As a Democrat working to rebuild after 2016, and a pro-choice woman, who not only organizes in Louisiana but also lives and votes here, I have to push back on a currently promoted notion that there’s no place for pro-life Democrats in our party. Anyone who advocates for progressive issues in a red state is well aware of how frustrating the work is. Our wins are few and far between, so we do not take them lightly.
Governor John Bel Edwards has benefited the residents of Louisiana, full stop. He has attempted to be the adult in the room and find workable solutions to our economic woes, despite a contingent in the legislature that seems committed to the failed politics of former Governor Bobby Jindal, a 2016 GOP presidential candidate so inconsequential that he didn’t even merit a nickname from Donald Trump.
Edwards accepted Medicaid Expansion through the ACA, which has given more than 417,000 hard working Louisianians access to health care, many for the first time in their lives. 80,000 are already receiving preventative healthcare. Several thousand women have been able to get mammograms. About 100 of those have been diagnosed with breast cancer that they did not know they had, and can now be treated. The numbers are similar with colon cancer screenings, with an additional 2200 having precancerous polyps cut out, preventing future cancers. 6300 have been diagnosed with hypertension and diabetes. With treatment, they can stay in the work force and have a better quality of life. Medicaid Expansion is saving lives right now, in addition to saving $200 million this year in the state general fund. It is on target to save $300 million next year. At a time when fiscal cliffs threaten our state, this is significant.
While Governor Edwards may be an economic populist, he does not ignore the importance of social issues and identity. He has issued an executive order on equality in the workplace for LGBT Louisianians. He aggressively advocated for and signed 10 historic bills towards Criminal Justice Reform. Even in fighting to raise the wage, he acknowledges that 80% of minimum wage workers in Louisiana are women. In a state where Walmart is the top employer, a raise in the wage would give an immediate boost in income to a large number of women. The Governor and the First Lady held the first ever Equal Pay Summit this year, highlighting the fact that Louisiana has the largest gender pay gap in the country. If women are paid a living wage, their options for making their own decisions about life, and affording those decisions, increase.
Although age-appropriate sex education and youth risk behavior survey bills did not pass our legislature this year, both initiatives are supported by our Governor. The advocates for women’s rights that I work with are taking advantage of this ally we have in the Governor’s Office — something we sorely lacked prior to his election.
While I applaud these advancements, Governor Edwards is well aware that he and I differ on access to abortion. He agreed to meet with a fellow pro-choice advocate and me last year, after he supported legislation we opposed. It was the most difficult political meeting I’ve ever had, but I felt I owed him the respect of a face-to-face discussion. I asked him to find ways we can work together to at least help women get birth control and family planning services that decrease the need for abortions. I continue to seek places where we can agree and make progress.
We knew well who Edwards was when he was campaigning. He never hid his devout Catholicism. Anyone who is politically informed in Louisiana is aware that it would be next to impossible to get a pro-choice candidate elected to statewide office, but he espouses a pro-life theory that goes beyond the abortion argument. He believes in supporting life after the child is born, and supporting those in need throughout their whole lives.
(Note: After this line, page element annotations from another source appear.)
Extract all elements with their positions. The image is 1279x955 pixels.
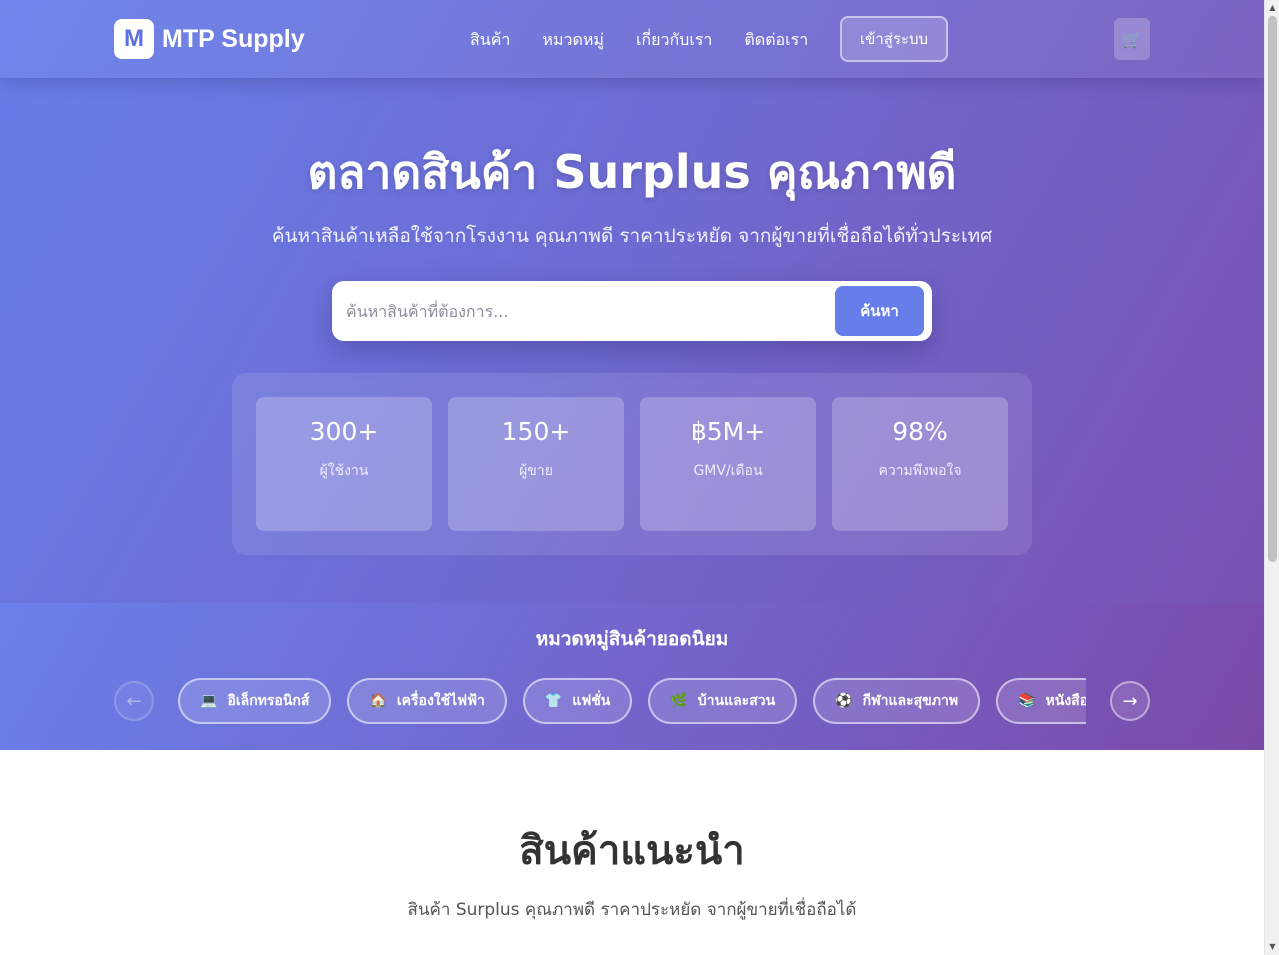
nav-about[interactable]: เกี่ยวกับเรา bbox=[636, 28, 712, 53]
books-icon: 📚 bbox=[1018, 693, 1036, 709]
categories-prev-button[interactable]: ← bbox=[114, 681, 154, 721]
site-header: M MTP Supply สินค้า หมวดหมู่ เกี่ยวกับเร… bbox=[0, 0, 1264, 78]
categories-next-button[interactable]: → bbox=[1110, 681, 1150, 721]
category-electronics[interactable]: 💻 อิเล็กทรอนิกส์ bbox=[178, 678, 332, 724]
category-label: หนังสือ bbox=[1045, 693, 1086, 709]
cart-button[interactable]: 🛒 bbox=[1114, 18, 1150, 60]
category-label: กีฬาและสุขภาพ bbox=[862, 693, 959, 709]
stat-value: 300+ bbox=[309, 417, 379, 446]
scroll-up-icon[interactable]: ▲ bbox=[1268, 3, 1277, 12]
stat-label: ความพึงพอใจ bbox=[878, 463, 962, 479]
stat-value: 98% bbox=[892, 417, 948, 446]
shirt-icon: 👕 bbox=[544, 693, 563, 709]
categories-carousel: 💻 อิเล็กทรอนิกส์ 🏠 เครื่องใช้ไฟฟ้า 👕 แฟช… bbox=[178, 678, 1086, 724]
category-label: บ้านและสวน bbox=[697, 693, 776, 709]
stat-card-sellers: 150+ ผู้ขาย bbox=[448, 397, 624, 531]
main-nav: สินค้า หมวดหมู่ เกี่ยวกับเรา ติดต่อเรา bbox=[470, 28, 840, 53]
stat-card-users: 300+ ผู้ใช้งาน bbox=[256, 397, 432, 531]
categories-track: 💻 อิเล็กทรอนิกส์ 🏠 เครื่องใช้ไฟฟ้า 👕 แฟช… bbox=[178, 678, 1086, 724]
hero-subtitle: ค้นหาสินค้าเหลือใช้จากโรงงาน คุณภาพดี รา… bbox=[271, 225, 993, 247]
page-scrollbar[interactable]: ▲ ▼ bbox=[1264, 0, 1279, 955]
nav-contact[interactable]: ติดต่อเรา bbox=[744, 28, 808, 53]
stat-label: ผู้ขาย bbox=[519, 463, 553, 479]
featured-subtitle: สินค้า Surplus คุณภาพดี ราคาประหยัด จากผ… bbox=[407, 900, 857, 920]
category-appliances[interactable]: 🏠 เครื่องใช้ไฟฟ้า bbox=[347, 678, 507, 724]
stat-card-satisfaction: 98% ความพึงพอใจ bbox=[832, 397, 1008, 531]
category-sports-health[interactable]: ⚽ กีฬาและสุขภาพ bbox=[813, 678, 981, 724]
stat-value: ฿5M+ bbox=[690, 417, 766, 446]
category-fashion[interactable]: 👕 แฟชั่น bbox=[522, 678, 633, 724]
soccer-ball-icon: ⚽ bbox=[835, 693, 853, 709]
stats-panel: 300+ ผู้ใช้งาน 150+ ผู้ขาย ฿5M+ GMV/เดือ… bbox=[232, 373, 1032, 555]
house-icon: 🏠 bbox=[369, 693, 387, 709]
stat-card-gmv: ฿5M+ GMV/เดือน bbox=[640, 397, 816, 531]
stat-label: GMV/เดือน bbox=[693, 463, 763, 479]
logo-text: MTP Supply bbox=[162, 24, 305, 53]
category-books[interactable]: 📚 หนังสือ bbox=[996, 678, 1086, 724]
logo[interactable]: M MTP Supply bbox=[114, 19, 305, 59]
leaf-icon: 🌿 bbox=[670, 693, 688, 709]
search-input[interactable] bbox=[346, 291, 826, 331]
stat-label: ผู้ใช้งาน bbox=[319, 463, 369, 479]
login-button[interactable]: เข้าสู่ระบบ bbox=[840, 16, 948, 62]
arrow-right-icon: → bbox=[1122, 690, 1138, 712]
stat-value: 150+ bbox=[501, 417, 571, 446]
nav-products[interactable]: สินค้า bbox=[470, 28, 510, 53]
search-button[interactable]: ค้นหา bbox=[835, 286, 924, 336]
category-label: เครื่องใช้ไฟฟ้า bbox=[396, 693, 485, 709]
laptop-icon: 💻 bbox=[200, 693, 218, 709]
category-label: แฟชั่น bbox=[572, 693, 611, 709]
scroll-down-icon[interactable]: ▼ bbox=[1268, 942, 1277, 951]
logo-mark: M bbox=[114, 19, 154, 59]
hero-title: ตลาดสินค้า Surplus คุณภาพดี bbox=[307, 145, 957, 199]
category-label: อิเล็กทรอนิกส์ bbox=[227, 693, 310, 709]
hero-background: M MTP Supply สินค้า หมวดหมู่ เกี่ยวกับเร… bbox=[0, 0, 1264, 750]
cart-icon: 🛒 bbox=[1122, 29, 1142, 49]
featured-title: สินค้าแนะนำ bbox=[519, 828, 745, 874]
scrollbar-thumb[interactable] bbox=[1268, 16, 1277, 562]
arrow-left-icon: ← bbox=[126, 690, 142, 712]
nav-categories[interactable]: หมวดหมู่ bbox=[542, 28, 604, 53]
category-home-garden[interactable]: 🌿 บ้านและสวน bbox=[648, 678, 798, 724]
categories-title: หมวดหมู่สินค้ายอดนิยม bbox=[535, 628, 729, 650]
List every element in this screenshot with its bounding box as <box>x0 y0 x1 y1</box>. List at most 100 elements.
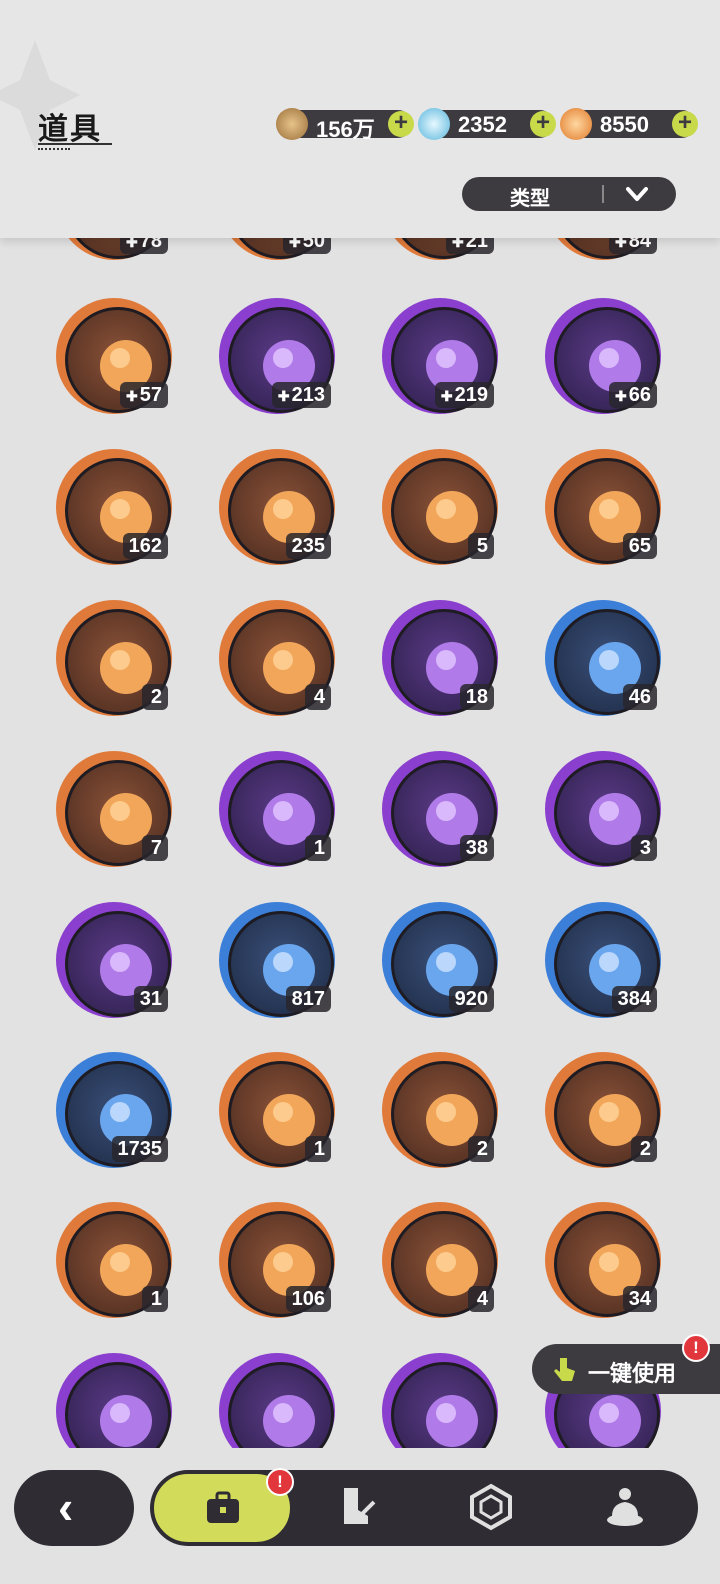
one-key-use-button[interactable]: 一键使用 ! <box>532 1334 720 1394</box>
item-count-value: 57 <box>139 384 162 406</box>
item-count: 18 <box>459 684 494 710</box>
item-count: ✚ 213 <box>271 382 331 408</box>
item-count: 2 <box>631 1136 657 1162</box>
currency-star-value: 8550 <box>600 112 649 137</box>
inventory-item[interactable]: 4 <box>382 1202 498 1318</box>
currency-crystal-value: 2352 <box>458 112 507 137</box>
add-star-button[interactable]: + <box>672 111 698 137</box>
item-count-value: 920 <box>454 988 488 1010</box>
inventory-item[interactable]: 46 <box>545 600 661 716</box>
inventory-item[interactable]: 34 <box>545 1202 661 1318</box>
fragment-icon: ✚ <box>615 388 627 404</box>
item-count-value: 66 <box>628 384 651 406</box>
inventory-item[interactable]: 1 <box>219 751 335 867</box>
item-count-value: 1735 <box>117 1138 163 1160</box>
item-count: 3 <box>631 835 657 861</box>
star-coin-icon <box>263 1395 315 1447</box>
inventory-item[interactable]: 1 <box>219 1052 335 1168</box>
one-key-use-label: 一键使用 <box>588 1361 677 1386</box>
inventory-item[interactable]: 2 <box>545 1052 661 1168</box>
inventory-item[interactable]: 18 <box>382 600 498 716</box>
item-count-value: 7 <box>150 837 162 859</box>
one-key-use-badge: ! <box>682 1334 710 1362</box>
tab-bag[interactable]: ! <box>152 1468 294 1544</box>
item-count: 1 <box>305 835 331 861</box>
inventory-item[interactable]: ✚ 219 <box>382 298 498 414</box>
item-count-value: 4 <box>313 686 325 708</box>
item-rarity-ring <box>56 1353 172 1448</box>
item-count: ✚ 57 <box>120 382 168 408</box>
star-shard-icon <box>560 108 592 140</box>
type-filter-dropdown[interactable]: 类型 <box>462 177 676 211</box>
inventory-item[interactable]: 2 <box>382 1052 498 1168</box>
ice-coin-icon <box>589 1395 641 1447</box>
bag-icon <box>207 1491 239 1523</box>
inventory-item[interactable]: ✚ 213 <box>219 298 335 414</box>
back-arrow-icon: ‹ <box>58 1481 74 1533</box>
currency-star: 8550 + <box>560 108 698 140</box>
inventory-item[interactable]: 31 <box>56 902 172 1018</box>
item-count-value: 817 <box>291 988 325 1010</box>
currency-gold: 156万 + <box>276 108 414 142</box>
boot-sword-icon[interactable] <box>330 1482 380 1532</box>
type-filter-label: 类型 <box>510 188 550 210</box>
item-frame <box>65 1362 171 1448</box>
item-count-value: 219 <box>454 384 488 406</box>
inventory-item[interactable]: ✚ 66 <box>545 298 661 414</box>
inventory-item[interactable]: 3 <box>545 751 661 867</box>
item-count: 235 <box>285 533 331 559</box>
inventory-item[interactable]: 2 <box>56 600 172 716</box>
item-count: 920 <box>448 986 494 1012</box>
item-count: 817 <box>285 986 331 1012</box>
inventory-item[interactable]: 162 <box>56 449 172 565</box>
inventory-item[interactable] <box>219 1353 335 1448</box>
tap-hand-icon <box>554 1358 575 1381</box>
item-count-value: 213 <box>291 384 325 406</box>
item-count: 384 <box>611 986 657 1012</box>
item-count-value: 1 <box>150 1288 162 1310</box>
back-button[interactable]: ‹ <box>14 1470 134 1546</box>
cream-icon[interactable] <box>600 1482 650 1532</box>
gold-coin-icon <box>100 1395 152 1447</box>
item-count-value: 4 <box>476 1288 488 1310</box>
inventory-item[interactable]: 65 <box>545 449 661 565</box>
hexagon-gem-icon[interactable] <box>466 1482 516 1532</box>
item-count: ✚ 66 <box>609 382 657 408</box>
inventory-item[interactable]: 384 <box>545 902 661 1018</box>
inventory-item[interactable]: 7 <box>56 751 172 867</box>
inventory-item[interactable]: 235 <box>219 449 335 565</box>
gold-coin-icon <box>276 108 308 140</box>
item-count-value: 162 <box>128 535 162 557</box>
item-count: 46 <box>622 684 657 710</box>
item-count: 1 <box>142 1286 168 1312</box>
add-gold-button[interactable]: + <box>388 111 414 137</box>
inventory-item[interactable] <box>382 1353 498 1448</box>
inventory-item[interactable]: 1 <box>56 1202 172 1318</box>
item-count: 7 <box>142 835 168 861</box>
item-count: 4 <box>305 684 331 710</box>
item-count-value: 384 <box>617 988 651 1010</box>
item-grid: ✚ 78 ✚ 50 ✚ 21 ✚ 84 ✚ 57 ✚ 213 ✚ 219 ✚ 66 162 235 5 65 2 4 18 4… <box>0 180 720 1448</box>
item-count-value: 1 <box>313 1138 325 1160</box>
inventory-item[interactable]: 106 <box>219 1202 335 1318</box>
bag-tab-badge: ! <box>266 1468 294 1496</box>
item-count: 2 <box>468 1136 494 1162</box>
item-count: 162 <box>122 533 168 559</box>
item-count: 1735 <box>111 1136 168 1162</box>
inventory-item[interactable]: 38 <box>382 751 498 867</box>
item-count-value: 18 <box>465 686 488 708</box>
item-count: 65 <box>622 533 657 559</box>
inventory-item[interactable]: ✚ 57 <box>56 298 172 414</box>
add-crystal-button[interactable]: + <box>530 111 556 137</box>
page-title: 道具 <box>38 113 102 146</box>
inventory-item[interactable]: 920 <box>382 902 498 1018</box>
inventory-item[interactable]: 5 <box>382 449 498 565</box>
inventory-item[interactable]: 817 <box>219 902 335 1018</box>
inventory-item[interactable]: 1735 <box>56 1052 172 1168</box>
title-underline <box>38 143 112 145</box>
fragment-icon: ✚ <box>126 388 138 404</box>
inventory-item[interactable]: 4 <box>219 600 335 716</box>
item-count: 38 <box>459 835 494 861</box>
inventory-item[interactable] <box>56 1353 172 1448</box>
item-count-value: 1 <box>313 837 325 859</box>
He walks the walk of his favorite Bible passage, Matthew 25.
Democrats are the Big Tent Party, and if there are people of good intention and integrity who believe in 90% of the same things we do, we should do our best to make them feel like they have a home with us. Let me be very clear here, I do not believe abortion is murder. However, what I have found is that if you do, no economic argument is going to persuade you that murder is acceptable. Louisiana is a pro-life state, so the question becomes, how do we move the ball forward for the women who need our help today?
What we currently lack is a reproductive rights message that speaks to the majority of Louisianians. It is difficult to find what will move voters on your issue if you do not understand them. For those who have money to contribute to this state, and an interest in advancing this cause, I recommend an investment in polling voters outside our major cities about the nuances of their views on abortion and women’s health. Data could instruct us on the commonality to be found beyond the false dichotomy of pro-life versus pro-choice. Data could prove to legislators that their constituents support sex education. Data could identify flippable districts.
I’m part of a group of women who has actively been pushing the DNC to highlight more Democratic women leaders and to support pro-choice candidates. However, I’m also a Louisianian and I caution national Democrats not to write off the entire South. We as a party cannot afford to do that. Further, the women and children of our region don’t have the luxury of yet another purity test that prevents progress toward addressing their most pressing needs.
For many reasons, not the least of which was the protection of the rights established in Roe v. Wade, I worked relentlessly last year to elect the presidential candidate endorsed by NOW, Planned Parenthood, and the Independent Women’s Organization of New Orleans. I organize on a range of progressive issues, and the results of that election leave me concerned for so many people. There is much work to be done, and there is a lot of progress we can make right here at home with the governor we have.
Lynda Woolard is President of the Independent Women’s Organization, a Democratic women’s group in New Orleans.